The album sold 250,000 copies in Japan and entered the Billboard 200 and R&B Albums charts in the United States. Its most successful single was "Computer Game / Firecracker", which sold over 400,000 records in the United States and was a top 20 hit in the United Kingdom.

==Production==
The album was intended to be a one-off project for producer and bass player Haruomi Hosono and the two session musicians he had hired: drummer Yukihiro Takahashi and keyboard player Ryuichi Sakamoto. The trio were to create their own cover version of Martin Denny's 1959 exotica melody "Firecracker" with modern electronics, as a subversion of the exoticisation and Orientalism of the original tune, along with various original compositions also exploring themes of Asianness, exoticisation and Orientalism from a Japanese perspective. The album would eventually be called Yellow Magic Orchestra, as a satire of Japan's obsession with black magic at the time. The project proved highly popular, culminating in a career for the three musicians; one that would last until 1983, followed by successful solo careers and reunions over the decades to come.

They began recording the album in July 1978 at a Shibaura studio in Tokyo. It utilized a wide variety of electronic music equipment (as well as electric), including the Roland MC-8 Microcomposer, the Korg PS-3100 polyphonic synthesizer, the Korg VC-10 vocoder, the Yamaha Drums and Syn-Drums electronic drum kits, the Moog III-C and Minimoog monosynths, the Polymoog and ARP Odyssey analog synthesizers, the Oberheim Eight Voice synthesizer, the Fender Rhodes electric piano, and the Fender Jazz Bass. Besides the electronic equipment, the only acoustic instruments used in the album were a Steinway piano, drum set, and a marimba.

It was the earliest known popular music album to use the Roland MC-8 Microcomposer, which was programmed by Hideki Matsutake during recording sessions. The swingy funk element present throughout the album was expressed by Matsutake programming through subtle variations of the MC-8's input. At the time, Billboard noted that the use of such computer-based technology in conjunction with synthesizers allowed Yellow Magic Orchestra to create new sounds that were not possible until then. The band later described both the MC-8 and Matsutake as an "inevitable factor" in both their music production and live performances.

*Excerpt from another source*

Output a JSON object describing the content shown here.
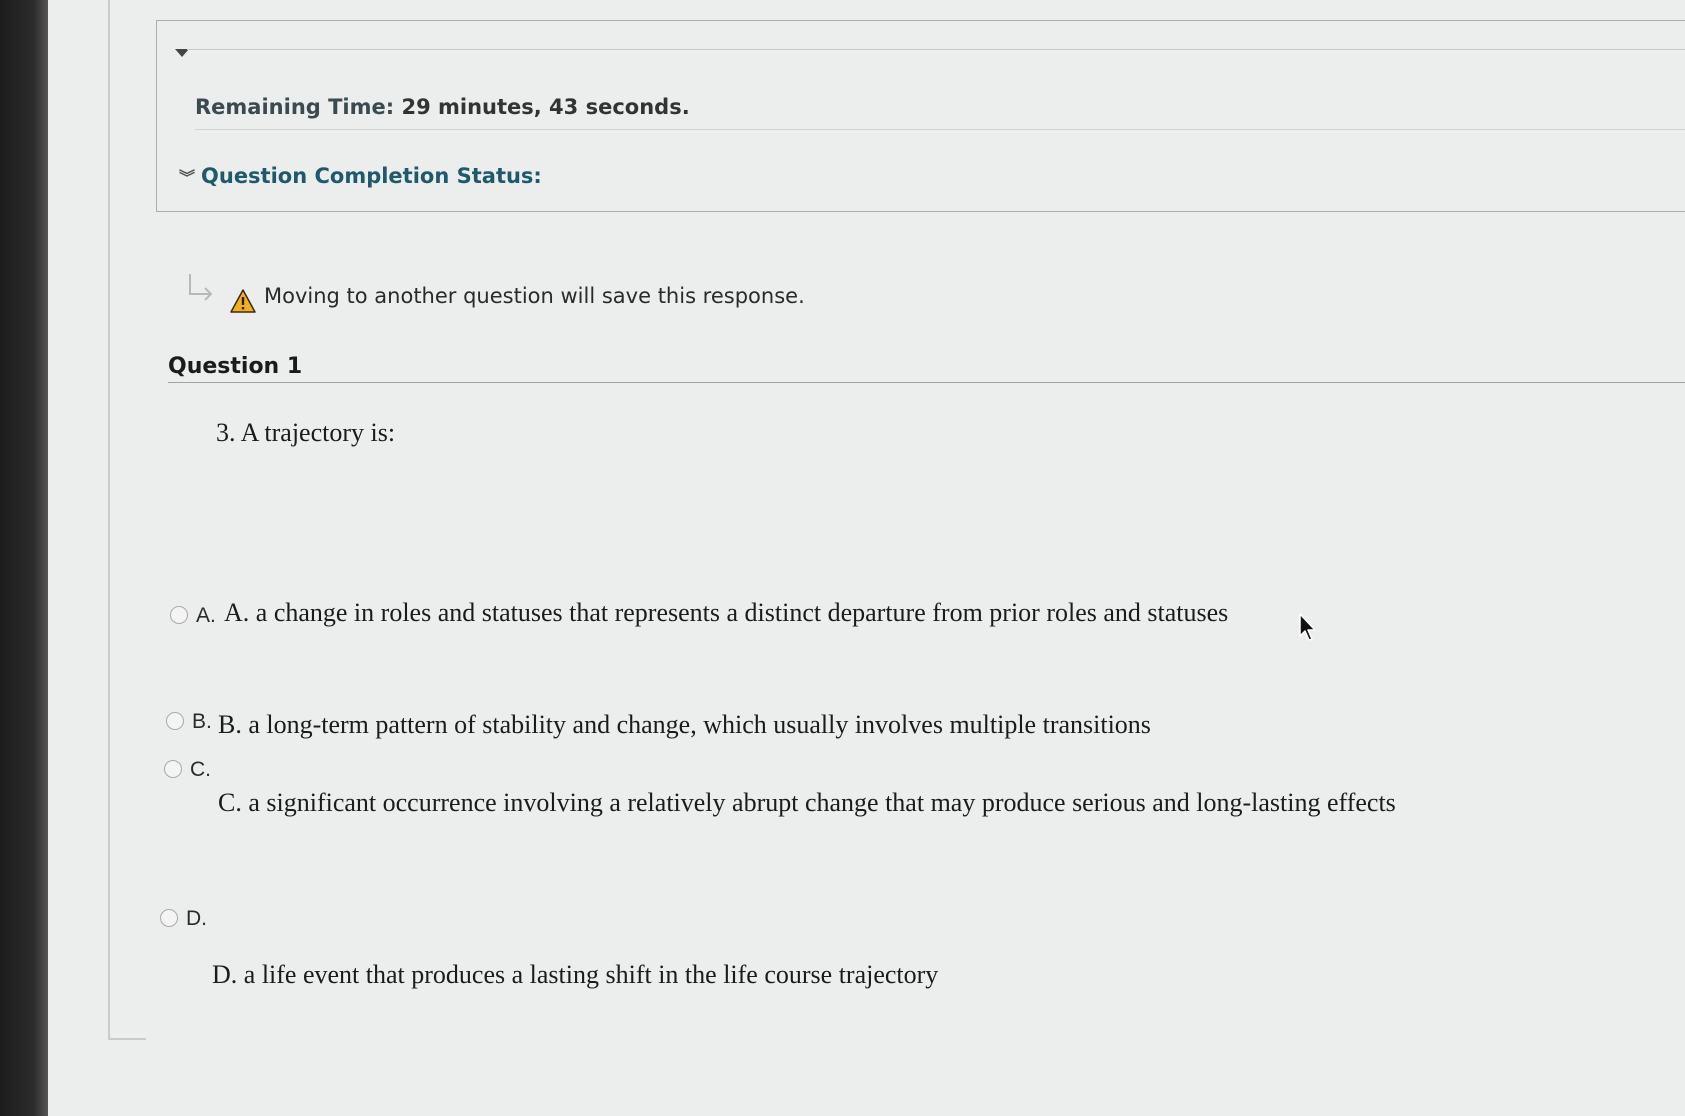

The album was an early example of synth-pop, a genre that Yellow Magic Orchestra helped pioneer. Yellow Magic Orchestra experiments with different styles of electronic music, such as Asian melodies played over an "electro-disco" foundation in "Firecracker" and "Tong Poo", and the extensive use of video game sounds in "Computer Game". Both "Computer Game" tracks proper contain the same audio and were made to sound as if both games were being played in the same room; each track being from the perspective of its titular arcade game unit: Circus and Space Invaders. Both Circus and Space Invaders, along with several other popular arcade video games, were also featured in the promotional film for "Tong Poo".

==Release history==
The album was first released in Japan in 1978. It was released in the US on 30 May 1979 by A&M Records on the Horizon label with a new mix by Al Schmitt, new cover art and a slightly different track listing. This "US version" was subsequently released in Japan on 25 July 1979 by Alfa. Promotional A&M copies were pressed on yellow vinyl.

"Firecracker" was released as a single under the name "Computer Game". As such, on early US pressings of the album, "Computer Game 'Theme from The Circus" and "Firecracker" were combined as one track, while the firecracker sound effect at the end of the track was indexed by itself as "Firecracker". This was corrected on later pressings. The 1979 version also featured new mixing, highlighting a punchier equalization and heavy use of gated reverb. Several of the segues on the second side of the album were edited differently, while "Bridge over Troubled Music" was given an additional electric piano solo over top of the introductory percussion.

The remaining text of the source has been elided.